Watched his speed and moved smoothly through the small unbusy town, coming to full stops at every intersection. No police had they seen for the hours driving down from further upstate since early that morning. Pense opened the beer when they hit route 219. It was gone before they rolled to a stop at Spire's General Store.

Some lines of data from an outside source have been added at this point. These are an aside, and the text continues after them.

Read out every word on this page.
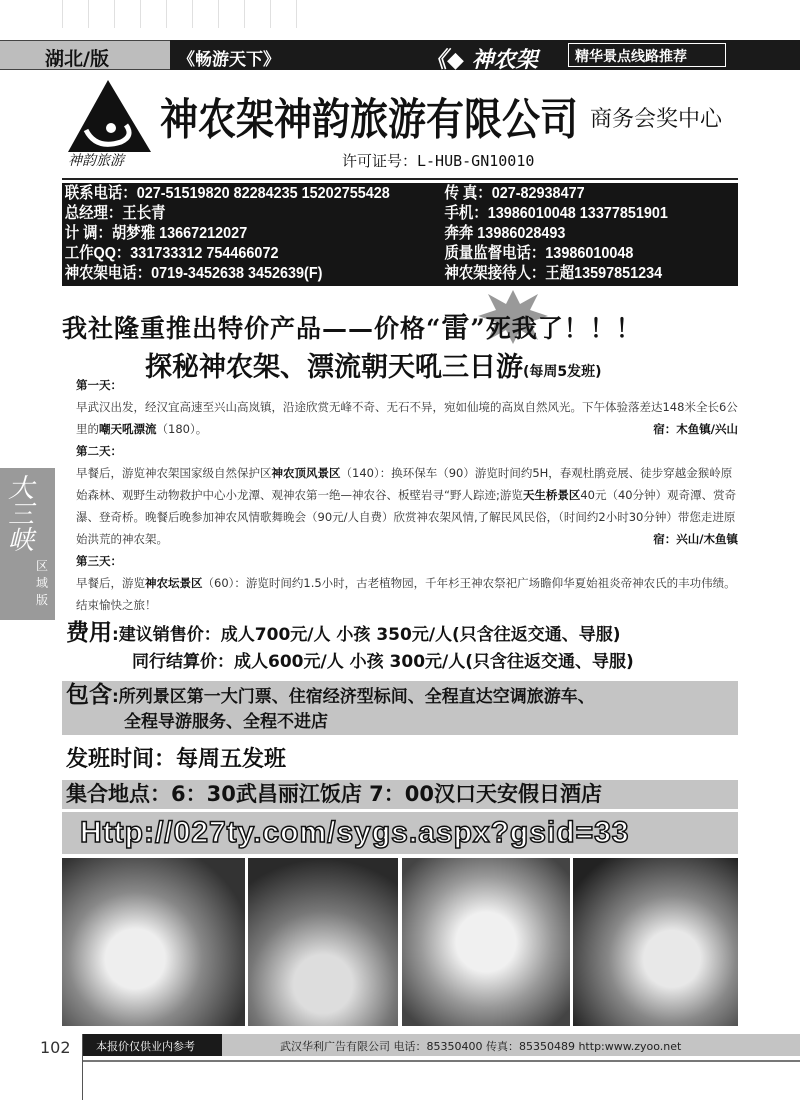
湖北/版	《畅游天下》	《◆ 神农架	精华景点线路推荐
神韵旅游
神农架神韵旅游有限公司 商务会奖中心
许可证号：L-HUB-GN10010
联系电话：027-51519820 82284235 15202755428	传 真：027-82938477
总经理：王长青	手机：13986010048 13377851901
计 调：胡梦雅 13667212027	奔奔 13986028493
工作QQ：331733312 754466072	质量监督电话：13986010048
神农架电话：0719-3452638 3452639(F)	神农架接待人：王超13597851234
我社隆重推出特价产品——价格“雷”死我了！！！
探秘神农架、漂流朝天吼三日游(每周5发班)
第一天：
早武汉出发，经汉宜高速至兴山高岚镇，沿途欣赏无峰不奇、无石不异，宛如仙境的高岚自然风光。下午体验落差达148米全长6公里的嘲天吼漂流（180）。	宿：木鱼镇/兴山
第二天：
早餐后，游览神农架国家级自然保护区神农顶风景区（140）：换环保车（90）游览时间约5H，春观杜鹃竞展、徒步穿越金猴岭原始森林、观野生动物救护中心小龙潭、观神农第一绝—神农谷、板壁岩寻“野人踪迹;游览天生桥景区40元（40分钟）观奇潭、赏奇瀑、登奇桥。晚餐后晚参加神农风情歌舞晚会（90元/人自费）欣赏神农架风情,了解民风民俗，（时间约2小时30分钟）带您走进原始洪荒的神农架。	宿：兴山/木鱼镇
第三天：
早餐后，游览神农坛景区（60）：游览时间约1.5小时，古老植物园，千年杉王神农祭祀广场瞻仰华夏始祖炎帝神农氏的丰功伟绩。结束愉快之旅！
大三峡
区域版
费用:建议销售价：成人700元/人 小孩 350元/人(只含往返交通、导服)
同行结算价：成人600元/人 小孩 300元/人(只含往返交通、导服)
包含:所列景区第一大门票、住宿经济型标间、全程直达空调旅游车、
全程导游服务、全程不进店
发班时间：每周五发班
集合地点：6：30武昌丽江饭店 7：00汉口天安假日酒店
Http://027ty.com/sygs.aspx?gsid=33
102	本报价仅供业内参考	武汉华利广告有限公司 电话：85350400 传真：85350489 http:www.zyoo.net
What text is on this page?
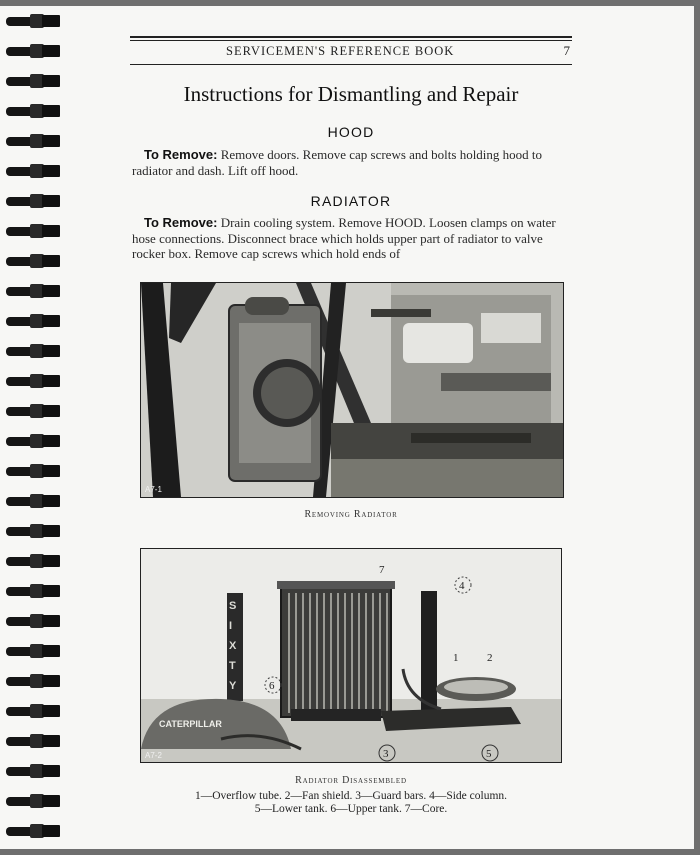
SERVICEMEN'S REFERENCE BOOK	7
Instructions for Dismantling and Repair
HOOD
To Remove: Remove doors. Remove cap screws and bolts holding hood to radiator and dash. Lift off hood.
RADIATOR
To Remove: Drain cooling system. Remove HOOD. Loosen clamps on water hose connections. Disconnect brace which holds upper part of radiator to valve rocker box. Remove cap screws which hold ends of
A7-1
Removing Radiator
S I X T Y
CATERPILLAR
7
4
1	2
6
3	5
A7-2
Radiator Disassembled
1—Overflow tube. 2—Fan shield. 3—Guard bars. 4—Side column.
5—Lower tank. 6—Upper tank. 7—Core.
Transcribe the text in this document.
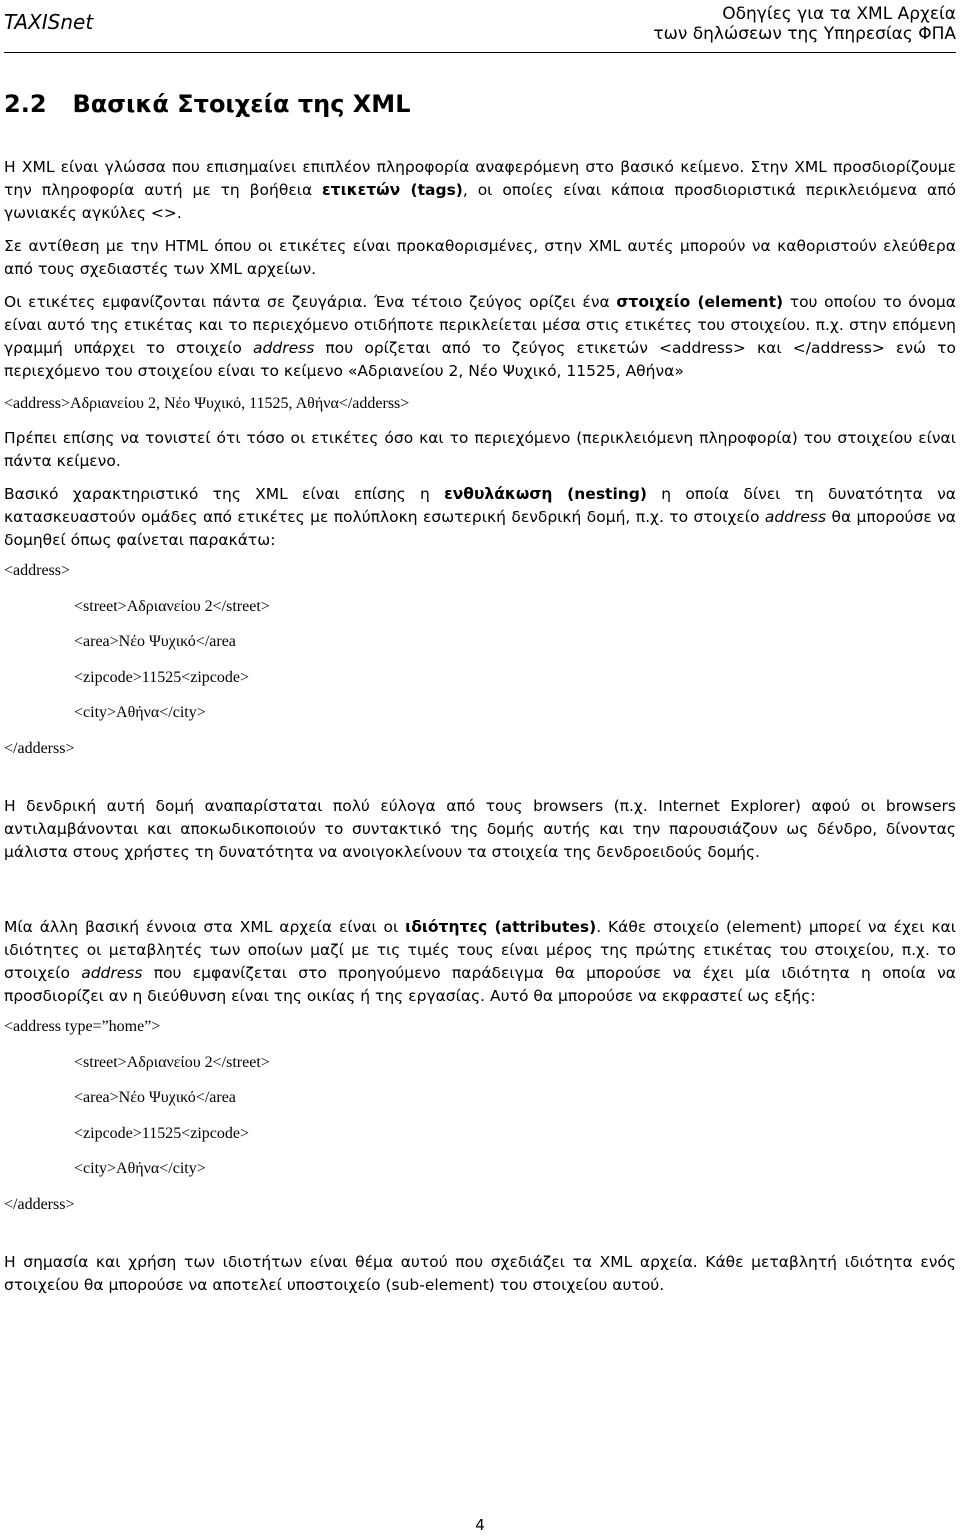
TAXISnet	Οδηγίες για τα XML Αρχεία
των δηλώσεων της Υπηρεσίας ΦΠΑ
2.2 Βασικά Στοιχεία της XML

Η XML είναι γλώσσα που επισημαίνει επιπλέον πληροφορία αναφερόμενη στο βασικό κείμενο. Στην XML προσδιορίζουμε την πληροφορία αυτή με τη βοήθεια ετικετών (tags), οι οποίες είναι κάποια προσδιοριστικά περικλειόμενα από γωνιακές αγκύλες <>.

Σε αντίθεση με την HTML όπου οι ετικέτες είναι προκαθορισμένες, στην XML αυτές μπορούν να καθοριστούν ελεύθερα από τους σχεδιαστές των XML αρχείων.

Οι ετικέτες εμφανίζονται πάντα σε ζευγάρια. Ένα τέτοιο ζεύγος ορίζει ένα στοιχείο (element) του οποίου το όνομα είναι αυτό της ετικέτας και το περιεχόμενο οτιδήποτε περικλείεται μέσα στις ετικέτες του στοιχείου. π.χ. στην επόμενη γραμμή υπάρχει το στοιχείο address που ορίζεται από το ζεύγος ετικετών <address> και </address> ενώ το περιεχόμενο του στοιχείου είναι το κείμενο «Αδριανείου 2, Νέο Ψυχικό, 11525, Αθήνα»

<address>Αδριανείου 2, Νέο Ψυχικό, 11525, Αθήνα</adderss>

Πρέπει επίσης να τονιστεί ότι τόσο οι ετικέτες όσο και το περιεχόμενο (περικλειόμενη πληροφορία) του στοιχείου είναι πάντα κείμενο.

Βασικό χαρακτηριστικό της XML είναι επίσης η ενθυλάκωση (nesting) η οποία δίνει τη δυνατότητα να κατασκευαστούν ομάδες από ετικέτες με πολύπλοκη εσωτερική δενδρική δομή, π.χ. το στοιχείο address θα μπορούσε να δομηθεί όπως φαίνεται παρακάτω:

<address>
<street>Αδριανείου 2</street>
<area>Νέο Ψυχικό</area
<zipcode>11525<zipcode>
<city>Αθήνα</city>
</adderss>

Η δενδρική αυτή δομή αναπαρίσταται πολύ εύλογα από τους browsers (π.χ. Internet Explorer) αφού οι browsers αντιλαμβάνονται και αποκωδικοποιούν το συντακτικό της δομής αυτής και την παρουσιάζουν ως δένδρο, δίνοντας μάλιστα στους χρήστες τη δυνατότητα να ανοιγοκλείνουν τα στοιχεία της δενδροειδούς δομής.

Μία άλλη βασική έννοια στα XML αρχεία είναι οι ιδιότητες (attributes). Κάθε στοιχείο (element) μπορεί να έχει και ιδιότητες οι μεταβλητές των οποίων μαζί με τις τιμές τους είναι μέρος της πρώτης ετικέτας του στοιχείου, π.χ. το στοιχείο address που εμφανίζεται στο προηγούμενο παράδειγμα θα μπορούσε να έχει μία ιδιότητα η οποία να προσδιορίζει αν η διεύθυνση είναι της οικίας ή της εργασίας. Αυτό θα μπορούσε να εκφραστεί ως εξής:

<address type=”home”>
<street>Αδριανείου 2</street>
<area>Νέο Ψυχικό</area
<zipcode>11525<zipcode>
<city>Αθήνα</city>
</adderss>

Η σημασία και χρήση των ιδιοτήτων είναι θέμα αυτού που σχεδιάζει τα XML αρχεία. Κάθε μεταβλητή ιδιότητα ενός στοιχείου θα μπορούσε να αποτελεί υποστοιχείο (sub-element) του στοιχείου αυτού.

4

Inside the large old wooden timber frame building were several aisles of old shelves with all the stuff one might want on a fishing or camping trip stacked and divided neatly, everything fitting in with the genuine rustic interior. Halfway back was a stuffed bear, and a stuffed coyote snarling atop the shelves on an opposite aisle. There was the occasional old wooden barrel full of stuffed toy animals or other touristy eye-catchers, and various useless consumer items. The place was dimly lit but pleasantly so, with a long old counter and functioning antique cash register. Behind the counter to one side of the register stood a middle aged balding fellow of less than great stature, calmly regarding Heck and Pense' entry over half glasses and cigar, one hand holding paper, the other on hip, like a football coach not happy. Behind him was a high full wall of shelves piled with stuff, and an old rolling ladder attached to it that could slide up and down the length of the front room of the store.
“Fishing, I presume?”
“Guilty as charged,” said Pense, grinning. “Got any beer?”